In that time, I became a completely new person. I have written and published a total of thirteen books. After moving out of the group home, I moved into a large, modern apartment and I continue to give talks, teach classes, and I have a short story collection a local publisher has shown interest in.
Above all, I have become a more caring and compassionate person. When I first was confined to a hospital, I am ashamed to say I had low regard for people with mental illnesses. In fact, I had never even known any or seen more than rare glimpses on TV of mentally ill people. What I wasn’t aware of was that there were members of my immediate family who had illnesses.
One of the key things that changed me was when I was hired by the Schizophrenia Society to reach out via phone to people with mental illnesses who isolated themselves.

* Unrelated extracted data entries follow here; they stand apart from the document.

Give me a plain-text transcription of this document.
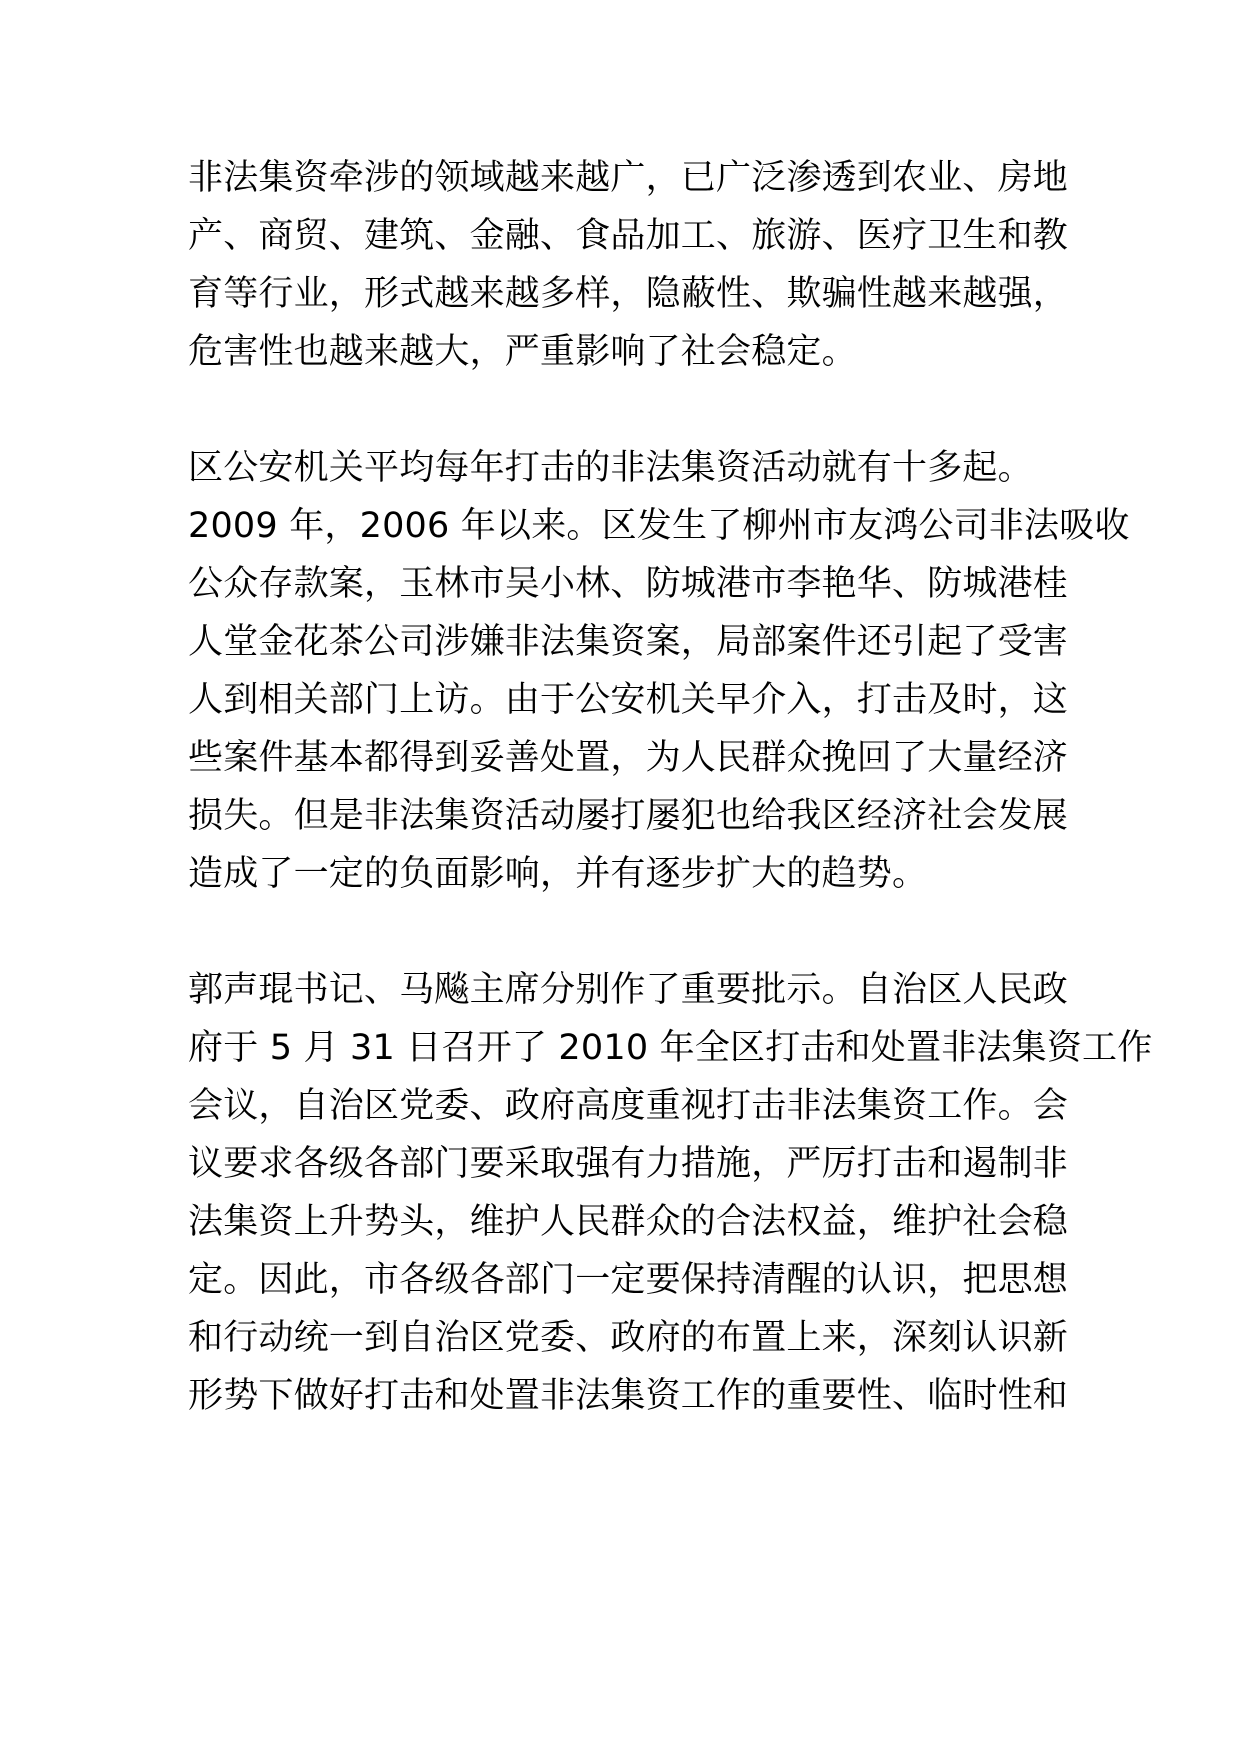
非法集资牵涉的领域越来越广，已广泛渗透到农业、房地
产、商贸、建筑、金融、食品加工、旅游、医疗卫生和教
育等行业，形式越来越多样，隐蔽性、欺骗性越来越强，
危害性也越来越大，严重影响了社会稳定。
区公安机关平均每年打击的非法集资活动就有十多起。
2009 年，2006 年以来。区发生了柳州市友鸿公司非法吸收
公众存款案，玉林市吴小林、防城港市李艳华、防城港桂
人堂金花茶公司涉嫌非法集资案，局部案件还引起了受害
人到相关部门上访。由于公安机关早介入，打击及时，这
些案件基本都得到妥善处置，为人民群众挽回了大量经济
损失。但是非法集资活动屡打屡犯也给我区经济社会发展
造成了一定的负面影响，并有逐步扩大的趋势。
郭声琨书记、马飚主席分别作了重要批示。自治区人民政
府于 5 月 31 日召开了 2010 年全区打击和处置非法集资工作
会议，自治区党委、政府高度重视打击非法集资工作。会
议要求各级各部门要采取强有力措施，严厉打击和遏制非
法集资上升势头，维护人民群众的合法权益，维护社会稳
定。因此，市各级各部门一定要保持清醒的认识，把思想
和行动统一到自治区党委、政府的布置上来，深刻认识新
形势下做好打击和处置非法集资工作的重要性、临时性和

There were only about twenty people on the list and after working there a short time I had twenty new friends. I can’t talk about the people I spoke to, but I can say that I have a lot of fantastic memories. Each person gave me back so much more than what I gave them. Doing this work helped me to see people in need with compassion and to look for ways I can help them by talking to them, humanizing their problems, and being their friend. With all that I have been doing, I am no longer ashamed of my illness or my dire need to keep up my treatment and to not isolate myself.
I may not have the fifty years to go that I had when I was first hospitalized at eighteen, but I have a quality of life that makes each year five times better than the ones I experienced before I was properly treated and medicated. Life has become wonderful. At last I’m home.